Однако мне всегда казалось, что для тридцать седьмого года такая манера изложения не совсем типична. Другая странность: блестящий перевод, а чей — не сказано. Хлесткие афористичные фразы, зримость и краткость характеристик. То и дело возникало впечатление, что повесть изначально написана по–русски. А еще был неуловимый момент, когда забавное повествование внезапно становилось жутким. Тоже, знаете ли, не каждому дано» («Недоразумения длиною в двадцать лет»). Лукин также высказывает предположение, что «Георг Борн» (Д. Штерн) либо «сразу писал на русском, либо переводил сам себя», что может объяснить отсутствие имен переводчиков в приводимых текстах.
ОБ АВТОРЕ
Давид Григорьевич Штерн, писавший под псевдонимом «Георг Борн», родился в Германии в 1900 г. В 1918–1921 гг. жил в Бессарабии и Румынии, в 1922–1925 гг. — в Праге. Состоял в коммунистической партии Чехословакии, в ЦК компартии Германии (с 1927 г.), с 1930 г. в ВКП (б).
Был экономистом в советской торговой миссии в Берлине, руководил пресс–бюро советского торгпредства. В 1931 г. эмигрировал в СССР. В 1931–1932 гг. помощник заведующего, в 1932–1936 гг. заведующий 2–м (Западным) отделом Наркоминдела.

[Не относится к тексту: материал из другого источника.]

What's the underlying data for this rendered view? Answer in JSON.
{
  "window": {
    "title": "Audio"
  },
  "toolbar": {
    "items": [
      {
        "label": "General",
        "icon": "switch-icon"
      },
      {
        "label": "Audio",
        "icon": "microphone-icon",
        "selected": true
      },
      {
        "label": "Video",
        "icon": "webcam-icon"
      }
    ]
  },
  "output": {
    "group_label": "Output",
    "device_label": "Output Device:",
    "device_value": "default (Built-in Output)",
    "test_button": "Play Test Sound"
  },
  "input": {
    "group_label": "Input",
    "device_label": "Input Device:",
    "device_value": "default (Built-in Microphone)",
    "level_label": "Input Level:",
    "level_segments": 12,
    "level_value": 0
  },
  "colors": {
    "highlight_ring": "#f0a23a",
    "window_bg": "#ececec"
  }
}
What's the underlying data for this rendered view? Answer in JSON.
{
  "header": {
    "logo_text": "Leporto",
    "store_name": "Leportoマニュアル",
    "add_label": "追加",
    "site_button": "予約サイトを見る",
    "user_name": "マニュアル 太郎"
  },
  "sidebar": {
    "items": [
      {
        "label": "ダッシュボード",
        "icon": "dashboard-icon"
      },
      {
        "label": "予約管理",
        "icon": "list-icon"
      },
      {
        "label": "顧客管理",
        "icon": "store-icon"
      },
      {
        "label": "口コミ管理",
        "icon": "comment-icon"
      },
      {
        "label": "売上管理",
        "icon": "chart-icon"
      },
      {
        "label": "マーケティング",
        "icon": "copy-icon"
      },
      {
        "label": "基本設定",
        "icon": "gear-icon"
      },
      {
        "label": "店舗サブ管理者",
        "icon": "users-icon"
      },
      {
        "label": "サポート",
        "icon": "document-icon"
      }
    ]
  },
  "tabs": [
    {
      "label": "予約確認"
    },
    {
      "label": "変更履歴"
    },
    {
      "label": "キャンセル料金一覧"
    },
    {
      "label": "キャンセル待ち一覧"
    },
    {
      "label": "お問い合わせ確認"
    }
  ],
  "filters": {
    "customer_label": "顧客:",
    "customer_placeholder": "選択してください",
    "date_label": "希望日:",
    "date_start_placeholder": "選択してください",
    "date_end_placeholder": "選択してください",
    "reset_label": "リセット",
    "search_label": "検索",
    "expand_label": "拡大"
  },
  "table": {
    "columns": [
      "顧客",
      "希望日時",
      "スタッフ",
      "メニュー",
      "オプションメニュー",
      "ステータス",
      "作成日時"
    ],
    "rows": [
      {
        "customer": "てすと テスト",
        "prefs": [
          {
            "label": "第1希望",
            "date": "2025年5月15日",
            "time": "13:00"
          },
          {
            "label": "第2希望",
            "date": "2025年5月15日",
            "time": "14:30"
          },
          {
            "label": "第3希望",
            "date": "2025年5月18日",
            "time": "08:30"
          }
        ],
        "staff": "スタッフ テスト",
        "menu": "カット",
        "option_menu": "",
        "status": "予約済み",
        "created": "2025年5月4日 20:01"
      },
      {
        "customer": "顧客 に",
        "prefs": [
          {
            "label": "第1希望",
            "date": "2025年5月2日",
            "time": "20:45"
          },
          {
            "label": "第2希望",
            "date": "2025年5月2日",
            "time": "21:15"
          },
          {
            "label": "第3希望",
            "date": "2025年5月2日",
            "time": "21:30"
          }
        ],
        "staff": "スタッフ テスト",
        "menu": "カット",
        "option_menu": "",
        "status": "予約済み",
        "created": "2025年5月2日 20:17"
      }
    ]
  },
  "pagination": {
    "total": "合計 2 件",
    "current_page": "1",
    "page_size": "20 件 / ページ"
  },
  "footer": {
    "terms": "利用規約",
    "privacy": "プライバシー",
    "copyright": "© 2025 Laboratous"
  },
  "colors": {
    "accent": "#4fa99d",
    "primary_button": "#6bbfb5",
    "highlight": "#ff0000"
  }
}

В середине 1930–х гг. опубликовал повести «Гулливер у арийцев», «Единственный и гестапо», «Дневник солдата СА Вилли Шредера (Записки штурмовика)», «Фред и его родина», «Раса и кровь» (первые три изданы отдельными книгами). Все они были напечатаны под именем Георга Борна и сопровождались — возможно, фиктивным — указанием на «перевод с немецкого».
В 1937 г. Д. Г. Штерн был арестован, обвинен в шпионаже в пользу Германии и расстрелян. Реабилитирован посмертно.